BEIRUT, Lebanon, Jan. 12 (UPI) -- Neither Israel nor Hamas seems to be in much of a hurry to implement a U.N. Security Council resolution demanding an immediate cease-fire between the two parties and help bring an end to the two weeks of insane carnage that has been decimating much of the Gaza Strip. For the moment, the only thing making sense in this war are the numbers.
Indeed, if numbers mean anything in the new Gaza War, for those who like to keep morbid track of where things stand, or rather, where they fall, those numbers are rising rapidly. A few more days at this rate and the Gaza War will earn an honorable mention in the hall of infamy, alongside the other wars fought between Israel and its Arab neighbors. Since the start of the conflict, now in its 17th day, nearly 900 Palestinians and about 10 Israeli soldiers have been killed. But what do the numbers mean, if anything? And does anyone outside the affected area really care?
The answer is yes, some people do care. Tens of thousands of protesters demonstrated over the weekend in London, Paris, Berlin and several other European cities, decrying the Israeli assault on Gaza. In London protesters gathered outside the Israeli Embassy, waved Palestinian flags and demanded an immediate end to Israel's military strikes on Gaza. The demonstrators -- many of them British Muslims and left-leaning political groups, held up huge banners condemning the attacks as a "crime against humanity."
While the war in Gaza is very much front-page news in the Middle East and is airing non-stop across the Arab airwaves, there remains a failure among Middle Easterners to understand the lack of compassion from many Western leaders for the Palestinians.
The number of Palestinians killed now stands at about a third of those killed in the Sept. 11, 2001, terrorist attack on the World Trade Center in New York City.
But to the rest of the world those deaths are simply numbers. Numbers that one reads in a newspaper, numbers heard in a news update on television, or yet more numbers picked up on the Internet.
Soviet dictator Josef Stalin got it right when he said, "A single death is a tragedy; a million deaths is a statistic."
The death toll in Gaza may not be anywhere near the million deaths Stalin was referring to, but it is nevertheless a statistic. And an ugly one at that. Yesterday it was 600 deaths. Today it is 900. Tomorrow that number may well rise to 1,000 or more. But who is really counting?
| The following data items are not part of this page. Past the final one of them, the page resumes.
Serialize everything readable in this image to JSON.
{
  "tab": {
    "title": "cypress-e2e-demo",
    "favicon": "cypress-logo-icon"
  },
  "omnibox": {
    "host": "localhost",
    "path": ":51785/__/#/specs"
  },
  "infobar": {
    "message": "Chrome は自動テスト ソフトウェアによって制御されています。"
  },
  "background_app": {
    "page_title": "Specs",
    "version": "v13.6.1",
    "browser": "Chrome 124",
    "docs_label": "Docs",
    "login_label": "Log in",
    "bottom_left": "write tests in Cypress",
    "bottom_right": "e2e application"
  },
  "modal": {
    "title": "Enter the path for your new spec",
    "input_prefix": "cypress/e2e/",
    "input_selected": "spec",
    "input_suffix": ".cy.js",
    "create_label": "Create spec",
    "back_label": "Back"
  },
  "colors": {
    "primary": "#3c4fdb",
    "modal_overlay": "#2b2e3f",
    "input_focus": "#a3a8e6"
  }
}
And at what point does it become no longer acceptable to continue bombarding a civilian population? Two thousand deaths? Double that number? Again, those are numbers. Statistics. Does the rest of the world care? Maybe 3,000 deaths? And at what point does it become no longer acceptable to carry out military operations while endangering the very people you were meant to protect?
Unless the fighting stops within the next day or so, the Gaza War will have the sad distinction of having claimed the most lives among civilians. And in any case, regardless of the outcome of the Gaza debacle, this recent war will go down as one of the most sanguinary in the history of the Israeli-Arab conflict because the casualties are mostly civilians. In term of pure numbers, in terms of statistics, it is beginning to earn its place in the record books.
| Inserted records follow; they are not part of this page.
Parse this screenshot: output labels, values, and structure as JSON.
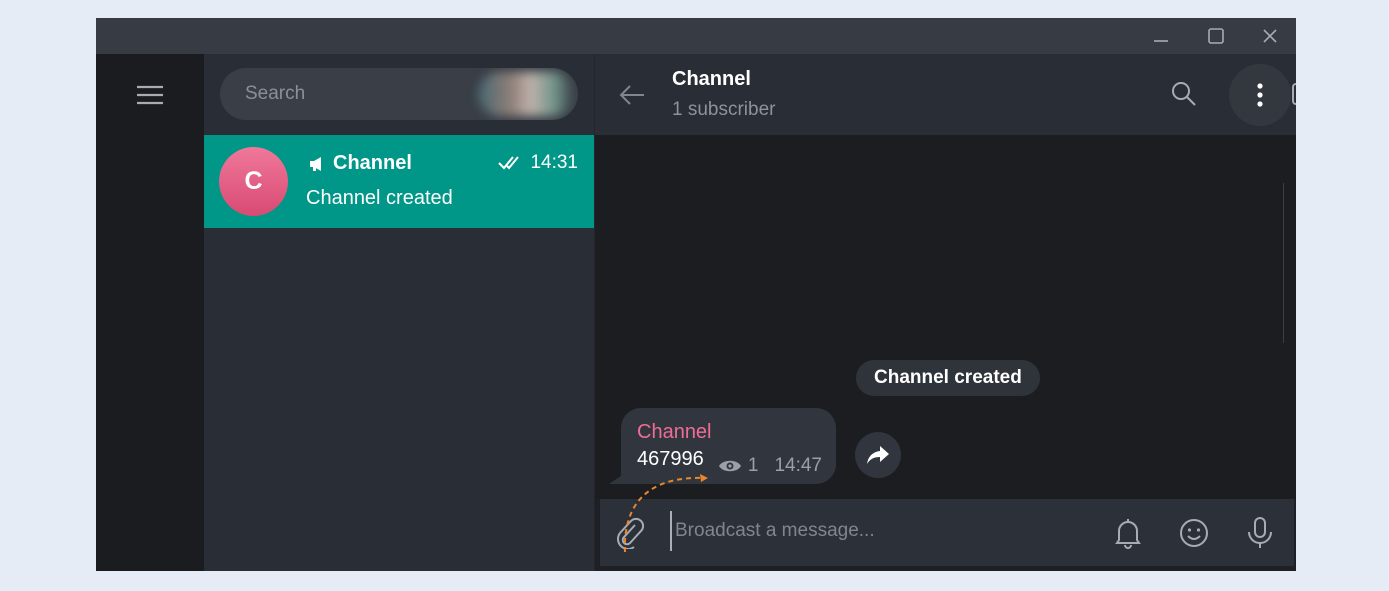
{
  "sidebar": {
    "search_placeholder": "Search"
  },
  "chat_list": {
    "items": [
      {
        "avatar_letter": "C",
        "name": "Channel",
        "time": "14:31",
        "preview": "Channel created"
      }
    ]
  },
  "header": {
    "title": "Channel",
    "subtitle": "1 subscriber"
  },
  "messages": {
    "service_text": "Channel created",
    "post": {
      "author": "Channel",
      "text": "467996",
      "views": "1",
      "time": "14:47"
    }
  },
  "composer": {
    "placeholder": "Broadcast a message..."
  },
  "colors": {
    "accent": "#009688",
    "author": "#ef6d95",
    "annotation_arrow": "#e8872c"
  }
}
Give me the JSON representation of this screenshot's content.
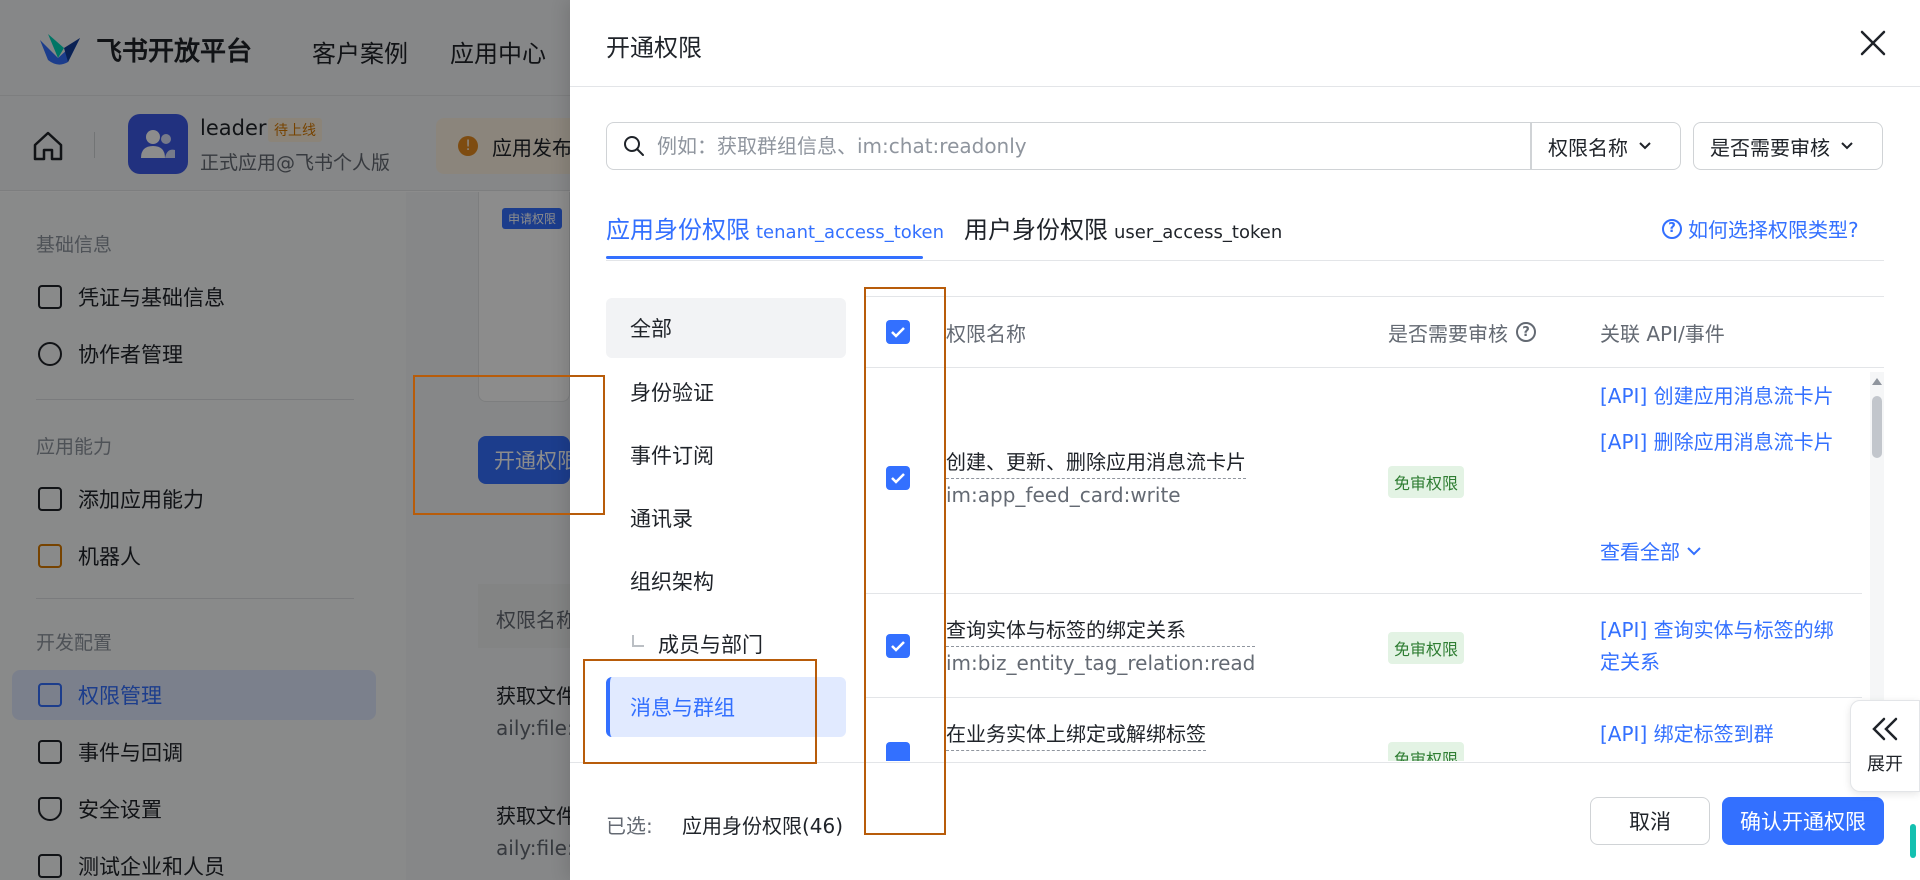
{
  "header": {
    "logo_text": "飞书开放平台",
    "nav": [
      "客户案例",
      "应用中心"
    ]
  },
  "app": {
    "name": "leader",
    "badge": "待上线",
    "subtitle": "正式应用@飞书个人版",
    "notice": "应用发布"
  },
  "sidebar": {
    "sections": [
      {
        "title": "基础信息",
        "items": [
          "凭证与基础信息",
          "协作者管理"
        ]
      },
      {
        "title": "应用能力",
        "items": [
          "添加应用能力",
          "机器人"
        ]
      },
      {
        "title": "开发配置",
        "items": [
          "权限管理",
          "事件与回调",
          "安全设置",
          "测试企业和人员"
        ]
      }
    ],
    "active_item": "权限管理"
  },
  "main": {
    "apply_badge": "申请权限",
    "open_button": "开通权限",
    "table_header": "权限名称",
    "rows": [
      {
        "name": "获取文件",
        "code": "aily:file:"
      },
      {
        "name": "获取文件",
        "code": "aily:file:"
      }
    ]
  },
  "drawer": {
    "title": "开通权限",
    "search_placeholder": "例如：获取群组信息、im:chat:readonly",
    "filter_name": "权限名称",
    "filter_review": "是否需要审核",
    "tabs": [
      {
        "label": "应用身份权限",
        "token": "tenant_access_token",
        "active": true
      },
      {
        "label": "用户身份权限",
        "token": "user_access_token",
        "active": false
      }
    ],
    "help_link": "如何选择权限类型?",
    "categories": [
      "全部",
      "身份验证",
      "事件订阅",
      "通讯录",
      "组织架构",
      "成员与部门",
      "消息与群组"
    ],
    "selected_category": "消息与群组",
    "table": {
      "columns": [
        "权限名称",
        "是否需要审核",
        "关联 API/事件"
      ],
      "rows": [
        {
          "title": "创建、更新、删除应用消息流卡片",
          "code": "im:app_feed_card:write",
          "tag": "免审权限",
          "apis": [
            "[API] 创建应用消息流卡片",
            "[API] 删除应用消息流卡片"
          ],
          "more": "查看全部"
        },
        {
          "title": "查询实体与标签的绑定关系",
          "code": "im:biz_entity_tag_relation:read",
          "tag": "免审权限",
          "apis": [
            "[API] 查询实体与标签的绑定关系"
          ]
        },
        {
          "title": "在业务实体上绑定或解绑标签",
          "code": "",
          "tag": "免审权限",
          "apis": [
            "[API] 绑定标签到群"
          ]
        }
      ]
    },
    "footer": {
      "selected_label": "已选:",
      "selected_value": "应用身份权限(46)",
      "cancel": "取消",
      "confirm": "确认开通权限"
    },
    "expand_label": "展开"
  },
  "colors": {
    "accent": "#3370ff",
    "annotation": "#b85c0a",
    "tag_bg": "#e3f3e4",
    "tag_text": "#2e7d32"
  }
}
As a comparison, Egypt lost the most men in the June 1967 war, suffering about 10,000 fatalities. Israel lost 776. But those were military.
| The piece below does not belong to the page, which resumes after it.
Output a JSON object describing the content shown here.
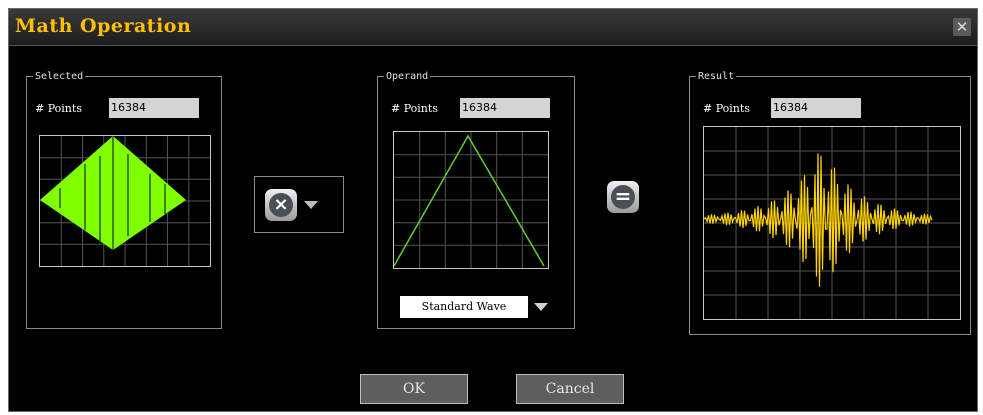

During the 1982 invasion of Lebanon by Israel, one estimate placed the number of casualties at around 17,825 Lebanese. Estimates as to the breakdown between civilians and military differ. Beirut's daily An-Nahar newspaper counted 5,515 people, both military and civilian, killed in the Beirut area only during the conflict, while 9,797 military personnel (Palestine Liberation Organization, Syrian and others) and 2,513 civilians were killed outside the Beirut area. Approximately 675 Israeli soldiers were killed.
But then again, those are just numbers. Really who's counting? As Stalin said, "Statistics."
(Claude Salhani is editor of the Middle East Times and a political analyst in Washington.)